The Q-Poll is just the latest make clear what the statistics indicated to 200-proof way back: this would be the year when the GOP guv guy would need a full-on response to the issues of concern to women. As we wrote, no one seen as wanting to be Governor for the primary purpose of implementing a conservative social agenda has ever been elected in Virginia. This may work in Deep South states, but not in Virginia in the 21st century. Indeed, the polls suggest that even self-identified Evangelical/Born-Again Christians aren’t all that revved up vote this year, despite Cuccinelli and E.W. Jackson being on the ballot.
All that being said, we at 200-proof do have some concern about our Sweep prediction. Due to the way down ballot elections are “covered” (NOT!) by the news media these days, it seems Senator Obenshain has arrived for the final sprint in a lot better shape than seemed possible a few months ago. He has a storied name in Republican party circles. With McAuliffe and Northam in strong positions, Democrats need to seriously consider the risks vs. rewards of concentrating somewhat more on helping Mark Herring.
In theory, the statistical analysis suggesting that this was the year for a female pro-Democratic vote carrying the day implies it should go all the way down ballot, given GOP party politics. But in the “fog of war,” as the saying goes, things get lost.

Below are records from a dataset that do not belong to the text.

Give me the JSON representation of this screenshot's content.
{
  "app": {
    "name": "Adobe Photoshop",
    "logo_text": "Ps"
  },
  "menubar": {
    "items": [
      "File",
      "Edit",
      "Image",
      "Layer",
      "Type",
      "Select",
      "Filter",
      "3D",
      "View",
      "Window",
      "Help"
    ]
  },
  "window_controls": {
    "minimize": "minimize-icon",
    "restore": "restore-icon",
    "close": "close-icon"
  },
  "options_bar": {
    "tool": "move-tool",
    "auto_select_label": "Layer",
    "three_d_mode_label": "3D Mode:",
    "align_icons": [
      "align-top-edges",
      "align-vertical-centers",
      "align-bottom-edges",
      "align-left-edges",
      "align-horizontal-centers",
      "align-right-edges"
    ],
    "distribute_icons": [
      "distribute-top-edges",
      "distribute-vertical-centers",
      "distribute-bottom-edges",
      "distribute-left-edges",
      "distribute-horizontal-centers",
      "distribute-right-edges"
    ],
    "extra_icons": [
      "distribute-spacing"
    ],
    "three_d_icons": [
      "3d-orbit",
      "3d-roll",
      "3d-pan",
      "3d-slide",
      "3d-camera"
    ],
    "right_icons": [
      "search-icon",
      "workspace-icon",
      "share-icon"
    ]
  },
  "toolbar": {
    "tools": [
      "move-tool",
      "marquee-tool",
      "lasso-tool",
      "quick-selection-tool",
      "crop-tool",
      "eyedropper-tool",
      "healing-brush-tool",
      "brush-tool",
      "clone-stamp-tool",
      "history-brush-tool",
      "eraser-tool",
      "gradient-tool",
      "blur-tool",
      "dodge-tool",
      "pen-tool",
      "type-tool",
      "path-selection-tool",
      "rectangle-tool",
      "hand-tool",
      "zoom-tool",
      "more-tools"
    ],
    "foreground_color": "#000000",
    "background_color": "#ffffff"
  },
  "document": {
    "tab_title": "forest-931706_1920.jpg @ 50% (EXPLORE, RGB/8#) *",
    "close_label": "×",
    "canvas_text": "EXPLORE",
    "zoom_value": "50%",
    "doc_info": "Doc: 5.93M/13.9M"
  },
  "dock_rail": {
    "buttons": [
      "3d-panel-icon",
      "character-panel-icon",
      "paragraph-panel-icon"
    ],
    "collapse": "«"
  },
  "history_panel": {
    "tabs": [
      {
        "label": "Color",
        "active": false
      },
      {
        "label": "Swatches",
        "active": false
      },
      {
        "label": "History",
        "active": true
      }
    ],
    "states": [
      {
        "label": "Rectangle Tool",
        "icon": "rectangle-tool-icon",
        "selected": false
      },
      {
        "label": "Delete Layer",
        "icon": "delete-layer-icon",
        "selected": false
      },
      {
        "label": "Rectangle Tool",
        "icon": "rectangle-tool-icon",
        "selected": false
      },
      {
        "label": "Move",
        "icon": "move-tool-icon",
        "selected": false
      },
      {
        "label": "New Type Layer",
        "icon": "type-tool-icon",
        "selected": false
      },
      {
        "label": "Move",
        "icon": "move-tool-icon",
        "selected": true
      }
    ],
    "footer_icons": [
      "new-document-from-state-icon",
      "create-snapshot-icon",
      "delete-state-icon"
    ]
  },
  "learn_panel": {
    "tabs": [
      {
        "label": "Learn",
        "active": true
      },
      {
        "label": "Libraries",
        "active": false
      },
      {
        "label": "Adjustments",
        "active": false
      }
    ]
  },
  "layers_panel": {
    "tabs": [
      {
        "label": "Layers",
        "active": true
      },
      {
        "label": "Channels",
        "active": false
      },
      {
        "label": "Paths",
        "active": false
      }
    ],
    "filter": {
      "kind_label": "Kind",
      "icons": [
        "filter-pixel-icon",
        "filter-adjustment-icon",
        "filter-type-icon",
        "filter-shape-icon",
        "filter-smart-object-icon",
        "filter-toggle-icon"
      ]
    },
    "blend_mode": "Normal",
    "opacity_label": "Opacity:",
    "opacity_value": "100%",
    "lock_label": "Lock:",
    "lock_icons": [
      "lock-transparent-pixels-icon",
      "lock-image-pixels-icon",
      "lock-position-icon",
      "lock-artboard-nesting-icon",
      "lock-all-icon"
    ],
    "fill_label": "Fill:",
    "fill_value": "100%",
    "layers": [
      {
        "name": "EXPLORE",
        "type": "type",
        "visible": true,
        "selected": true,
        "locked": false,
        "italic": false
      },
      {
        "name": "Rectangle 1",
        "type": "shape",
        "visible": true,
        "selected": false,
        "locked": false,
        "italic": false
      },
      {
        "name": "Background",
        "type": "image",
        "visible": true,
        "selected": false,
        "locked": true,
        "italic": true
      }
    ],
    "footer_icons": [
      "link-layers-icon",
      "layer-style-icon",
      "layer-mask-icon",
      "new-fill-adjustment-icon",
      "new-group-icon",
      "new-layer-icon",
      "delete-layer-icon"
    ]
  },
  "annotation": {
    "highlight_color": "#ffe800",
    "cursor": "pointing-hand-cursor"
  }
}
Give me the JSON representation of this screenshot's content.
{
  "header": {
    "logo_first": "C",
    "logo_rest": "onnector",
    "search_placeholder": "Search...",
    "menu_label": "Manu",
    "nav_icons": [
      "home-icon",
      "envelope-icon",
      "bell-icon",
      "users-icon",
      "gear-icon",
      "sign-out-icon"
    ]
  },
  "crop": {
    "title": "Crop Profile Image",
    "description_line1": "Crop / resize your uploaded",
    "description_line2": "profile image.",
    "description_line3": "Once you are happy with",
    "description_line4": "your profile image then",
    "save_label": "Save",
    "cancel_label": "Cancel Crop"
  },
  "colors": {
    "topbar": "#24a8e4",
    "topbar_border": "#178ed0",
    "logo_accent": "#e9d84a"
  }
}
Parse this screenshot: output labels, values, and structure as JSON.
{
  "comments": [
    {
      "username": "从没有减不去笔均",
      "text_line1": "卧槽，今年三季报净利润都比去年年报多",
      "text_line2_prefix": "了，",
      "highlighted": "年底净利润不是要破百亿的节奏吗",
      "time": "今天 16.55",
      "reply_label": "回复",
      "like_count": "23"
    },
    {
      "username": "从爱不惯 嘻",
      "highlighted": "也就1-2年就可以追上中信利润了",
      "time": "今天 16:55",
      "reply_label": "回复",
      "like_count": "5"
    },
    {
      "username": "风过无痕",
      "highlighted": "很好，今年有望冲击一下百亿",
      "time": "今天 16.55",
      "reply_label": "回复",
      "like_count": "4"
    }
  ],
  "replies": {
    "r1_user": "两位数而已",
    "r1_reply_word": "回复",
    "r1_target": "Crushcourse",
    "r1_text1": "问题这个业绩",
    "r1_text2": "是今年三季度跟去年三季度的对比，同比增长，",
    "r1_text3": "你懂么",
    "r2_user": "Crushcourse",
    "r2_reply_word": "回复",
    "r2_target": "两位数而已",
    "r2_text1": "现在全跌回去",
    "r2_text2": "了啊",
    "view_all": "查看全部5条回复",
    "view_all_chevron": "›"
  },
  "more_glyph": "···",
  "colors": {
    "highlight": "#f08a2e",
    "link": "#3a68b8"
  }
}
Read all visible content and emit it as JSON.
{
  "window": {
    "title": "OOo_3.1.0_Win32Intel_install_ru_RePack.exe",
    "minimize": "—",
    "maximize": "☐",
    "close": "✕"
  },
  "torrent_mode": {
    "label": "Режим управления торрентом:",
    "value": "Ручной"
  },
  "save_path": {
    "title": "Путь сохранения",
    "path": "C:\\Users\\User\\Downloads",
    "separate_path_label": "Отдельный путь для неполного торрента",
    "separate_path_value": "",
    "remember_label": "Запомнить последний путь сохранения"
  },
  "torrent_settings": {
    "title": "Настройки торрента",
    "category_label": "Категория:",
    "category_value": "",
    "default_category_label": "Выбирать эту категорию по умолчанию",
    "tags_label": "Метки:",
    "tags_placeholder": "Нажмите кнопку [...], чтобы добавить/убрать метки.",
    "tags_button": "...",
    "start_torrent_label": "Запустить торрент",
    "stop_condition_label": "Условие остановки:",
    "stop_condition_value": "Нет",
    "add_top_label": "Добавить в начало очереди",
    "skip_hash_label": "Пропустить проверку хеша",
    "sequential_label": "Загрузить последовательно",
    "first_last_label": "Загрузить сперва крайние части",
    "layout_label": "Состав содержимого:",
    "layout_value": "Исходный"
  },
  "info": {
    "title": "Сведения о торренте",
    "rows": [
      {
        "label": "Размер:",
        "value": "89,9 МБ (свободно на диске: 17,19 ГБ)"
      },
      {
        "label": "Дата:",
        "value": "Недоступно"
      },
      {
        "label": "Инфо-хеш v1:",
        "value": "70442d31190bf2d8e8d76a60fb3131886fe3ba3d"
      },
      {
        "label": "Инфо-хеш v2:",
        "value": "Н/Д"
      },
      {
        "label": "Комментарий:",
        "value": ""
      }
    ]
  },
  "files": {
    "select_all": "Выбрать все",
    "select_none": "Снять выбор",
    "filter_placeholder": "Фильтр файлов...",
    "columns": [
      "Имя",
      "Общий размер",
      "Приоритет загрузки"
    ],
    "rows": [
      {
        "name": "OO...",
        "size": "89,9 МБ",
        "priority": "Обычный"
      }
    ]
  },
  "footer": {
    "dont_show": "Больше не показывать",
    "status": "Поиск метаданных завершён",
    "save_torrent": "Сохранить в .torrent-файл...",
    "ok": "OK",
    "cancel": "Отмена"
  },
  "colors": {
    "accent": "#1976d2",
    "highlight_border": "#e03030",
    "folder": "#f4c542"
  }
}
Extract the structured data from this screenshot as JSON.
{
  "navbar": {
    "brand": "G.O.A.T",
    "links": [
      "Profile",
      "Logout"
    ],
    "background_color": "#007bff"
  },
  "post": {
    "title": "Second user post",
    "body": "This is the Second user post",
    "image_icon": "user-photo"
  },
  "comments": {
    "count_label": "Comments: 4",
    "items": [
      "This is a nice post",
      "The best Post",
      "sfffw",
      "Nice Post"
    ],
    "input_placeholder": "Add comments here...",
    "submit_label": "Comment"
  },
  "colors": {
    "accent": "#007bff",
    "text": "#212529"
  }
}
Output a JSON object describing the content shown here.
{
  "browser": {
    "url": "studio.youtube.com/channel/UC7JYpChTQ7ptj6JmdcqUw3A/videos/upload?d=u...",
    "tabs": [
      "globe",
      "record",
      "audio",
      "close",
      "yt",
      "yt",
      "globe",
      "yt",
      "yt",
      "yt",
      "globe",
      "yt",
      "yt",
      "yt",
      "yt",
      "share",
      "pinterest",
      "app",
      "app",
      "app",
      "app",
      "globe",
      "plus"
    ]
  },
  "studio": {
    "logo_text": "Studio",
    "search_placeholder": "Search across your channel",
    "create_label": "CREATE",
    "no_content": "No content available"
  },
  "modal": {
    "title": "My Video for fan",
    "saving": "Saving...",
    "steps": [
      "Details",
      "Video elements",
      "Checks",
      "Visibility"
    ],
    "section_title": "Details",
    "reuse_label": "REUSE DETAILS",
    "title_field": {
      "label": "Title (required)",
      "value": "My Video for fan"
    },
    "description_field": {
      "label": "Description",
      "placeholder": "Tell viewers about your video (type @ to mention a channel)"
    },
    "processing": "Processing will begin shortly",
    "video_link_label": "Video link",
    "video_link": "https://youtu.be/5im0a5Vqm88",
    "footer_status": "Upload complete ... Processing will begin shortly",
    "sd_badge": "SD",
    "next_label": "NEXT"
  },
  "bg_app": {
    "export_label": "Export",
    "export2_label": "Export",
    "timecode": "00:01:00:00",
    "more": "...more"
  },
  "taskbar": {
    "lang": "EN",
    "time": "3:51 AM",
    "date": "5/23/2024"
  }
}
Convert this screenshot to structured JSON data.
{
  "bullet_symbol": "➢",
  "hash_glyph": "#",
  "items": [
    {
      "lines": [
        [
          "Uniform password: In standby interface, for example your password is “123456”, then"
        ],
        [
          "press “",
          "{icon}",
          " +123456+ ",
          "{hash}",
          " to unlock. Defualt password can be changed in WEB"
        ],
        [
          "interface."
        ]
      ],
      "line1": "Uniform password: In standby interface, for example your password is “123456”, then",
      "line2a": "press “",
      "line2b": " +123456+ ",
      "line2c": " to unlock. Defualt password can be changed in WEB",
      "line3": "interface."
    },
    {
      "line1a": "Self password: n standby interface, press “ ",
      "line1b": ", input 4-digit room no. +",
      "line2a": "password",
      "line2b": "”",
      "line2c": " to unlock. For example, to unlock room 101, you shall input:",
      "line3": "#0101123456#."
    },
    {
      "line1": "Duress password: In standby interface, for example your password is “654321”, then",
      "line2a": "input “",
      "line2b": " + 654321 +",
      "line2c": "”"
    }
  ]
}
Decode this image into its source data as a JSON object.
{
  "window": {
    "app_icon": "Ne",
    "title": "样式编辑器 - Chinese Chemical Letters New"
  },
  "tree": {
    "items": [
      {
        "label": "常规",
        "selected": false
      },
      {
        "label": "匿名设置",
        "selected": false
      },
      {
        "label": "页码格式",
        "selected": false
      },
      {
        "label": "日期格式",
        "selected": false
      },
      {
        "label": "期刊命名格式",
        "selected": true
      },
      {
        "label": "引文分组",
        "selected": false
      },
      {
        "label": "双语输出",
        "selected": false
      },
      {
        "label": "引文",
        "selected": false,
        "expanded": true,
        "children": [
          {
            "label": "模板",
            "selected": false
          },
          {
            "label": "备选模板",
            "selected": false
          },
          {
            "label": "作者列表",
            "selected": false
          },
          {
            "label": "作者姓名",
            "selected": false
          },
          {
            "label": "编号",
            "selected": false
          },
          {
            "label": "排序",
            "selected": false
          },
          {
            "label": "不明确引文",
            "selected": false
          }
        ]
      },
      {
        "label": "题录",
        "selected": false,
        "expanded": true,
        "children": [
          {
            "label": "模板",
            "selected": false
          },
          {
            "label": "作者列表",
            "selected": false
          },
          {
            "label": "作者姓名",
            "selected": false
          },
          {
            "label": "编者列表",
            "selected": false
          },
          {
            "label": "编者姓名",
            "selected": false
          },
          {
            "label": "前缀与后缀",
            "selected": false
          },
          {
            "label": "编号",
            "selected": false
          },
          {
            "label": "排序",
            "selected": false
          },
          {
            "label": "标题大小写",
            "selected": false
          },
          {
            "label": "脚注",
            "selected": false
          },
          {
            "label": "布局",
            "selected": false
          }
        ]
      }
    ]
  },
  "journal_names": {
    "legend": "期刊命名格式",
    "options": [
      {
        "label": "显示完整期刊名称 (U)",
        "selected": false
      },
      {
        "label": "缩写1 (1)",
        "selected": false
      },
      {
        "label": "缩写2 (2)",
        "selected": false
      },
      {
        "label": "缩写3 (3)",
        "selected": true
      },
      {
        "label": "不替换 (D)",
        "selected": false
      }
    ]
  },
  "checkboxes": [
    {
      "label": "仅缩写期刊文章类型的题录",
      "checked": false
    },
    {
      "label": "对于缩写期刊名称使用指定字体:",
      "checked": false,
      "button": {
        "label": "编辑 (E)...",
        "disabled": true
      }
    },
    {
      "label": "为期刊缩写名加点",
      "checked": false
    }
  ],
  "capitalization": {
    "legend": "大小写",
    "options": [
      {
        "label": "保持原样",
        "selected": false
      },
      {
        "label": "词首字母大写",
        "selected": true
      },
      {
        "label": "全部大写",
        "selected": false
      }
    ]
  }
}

Democrats have to decide shortly whether to go “all-in” for Herring. It seems like a no-brainer here at 200-proof. But such efforts are actually rare in Virginia politics on both sides. The most plausible scenario is still the 1981 DEM sweep: comfortable for Governor, big win for LG, and squeaker victory for AG. A win is a win. But a bigger win for Herring would make the capital letter “W” in “Watershed” visible across the country.